The problem with doing something great the first time is that it sets expectations on the ceiling. Fortunately, when you’re Louise Trotter, that’s not really an issue. The designer, who joined Bottega Veneta in December 2024 after Matthieu Blazy left his seat as creative director to take a new one at Chanel, shocked and awed the crowd at her debut runway show for the house from Vicenza, continuing the ground-breaking work she had started in her former role as creative director of Carven. Mesmerizing fringe paired with artful uses of Bottega Veneta’s signature intrecciato, crafting (emphasis on the craft part) a collection for women by a woman.

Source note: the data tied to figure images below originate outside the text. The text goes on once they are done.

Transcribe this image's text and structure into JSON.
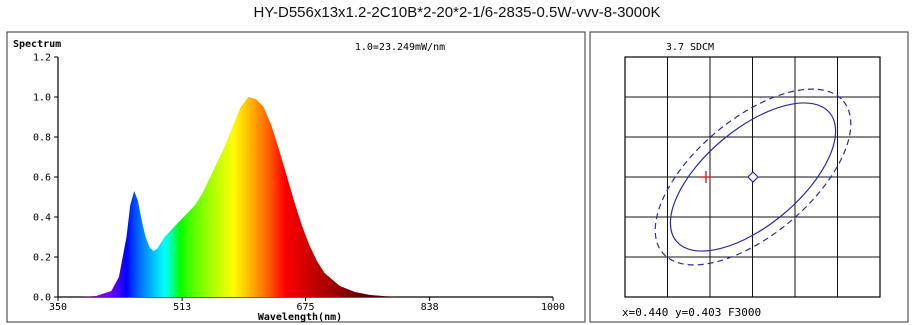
{
  "title": "HY-D556x13x1.2-2C10B*2-20*2-1/6-2835-0.5W-vvv-8-3000K",
  "chart_data": [
    {
      "type": "area",
      "title": "1.0=23.249mW/nm",
      "ylabel": "Spectrum",
      "xlabel": "Wavelength(nm)",
      "ylim": [
        0,
        1.2
      ],
      "y_ticks": [
        "0.0",
        "0.2",
        "0.4",
        "0.6",
        "0.8",
        "1.0",
        "1.2"
      ],
      "x_ticks": [
        "350",
        "513",
        "675",
        "838",
        "1000"
      ],
      "x_tick_values": [
        350,
        513,
        675,
        838,
        1000
      ],
      "xlim": [
        350,
        1000
      ],
      "grid": false,
      "fill": "spectral",
      "x": [
        380,
        400,
        420,
        430,
        440,
        445,
        450,
        455,
        460,
        465,
        470,
        475,
        480,
        485,
        490,
        500,
        510,
        520,
        530,
        540,
        550,
        560,
        570,
        580,
        590,
        600,
        610,
        620,
        630,
        640,
        650,
        660,
        670,
        680,
        690,
        700,
        720,
        740,
        760,
        780,
        800
      ],
      "values": [
        0.0,
        0.005,
        0.03,
        0.1,
        0.3,
        0.46,
        0.53,
        0.48,
        0.38,
        0.3,
        0.25,
        0.23,
        0.24,
        0.27,
        0.3,
        0.34,
        0.38,
        0.42,
        0.46,
        0.52,
        0.6,
        0.68,
        0.76,
        0.86,
        0.95,
        1.0,
        0.99,
        0.95,
        0.86,
        0.74,
        0.61,
        0.48,
        0.36,
        0.26,
        0.18,
        0.12,
        0.055,
        0.025,
        0.01,
        0.004,
        0.0
      ]
    },
    {
      "type": "scatter",
      "title": "3.7 SDCM",
      "readout": "x=0.440 y=0.403 F3000",
      "grid": true,
      "center": {
        "x": 0.44,
        "y": 0.403
      },
      "marker": "cross",
      "ellipses": [
        "solid",
        "dashed"
      ]
    }
  ],
  "icons": {
    "center_marker": "diamond-icon",
    "measurement_marker": "plus-icon"
  }
}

On Saturday, the designer unveiled her much-anticipated second collection for Bottega Veneta at the brand’s headquarters in the Palazzo San Fedele, showing a total of 81 looks for both men and women to a crowd that included Lauren Hutton, Daisy Edgar-Jones, Lauryn Hill, Julianne Moore, and Lux Pascal. The men’s side was noticeably more tame, with a ruffled collar and fringe (made of plexiglass) jacket being among the most obvious exceptions. For women, the collection felt far more varied, starting with quieter ensembles colored in soft neutrals that leaned heavily on Bottega Veneta’s history as a leather goods house, before developing into louder, more playful looks using the aforementioned plexiglass fringe she debuted for spring/summer 2026. This evolution accurately portrayed the duality of women, casual and laid-back one second, larger-than-life the next, captivating any room—in this case, with hot-pink outerwear and a bright-red hat (among other combinations). It also mimicked the duality of Trotter’s adopted home of Milan (she’s from London, but has lived in the city for a year after taking this job), which she described to Vogue and other media outlets backstage as “very Brutalist, with a sensuality that’s a little hidden.”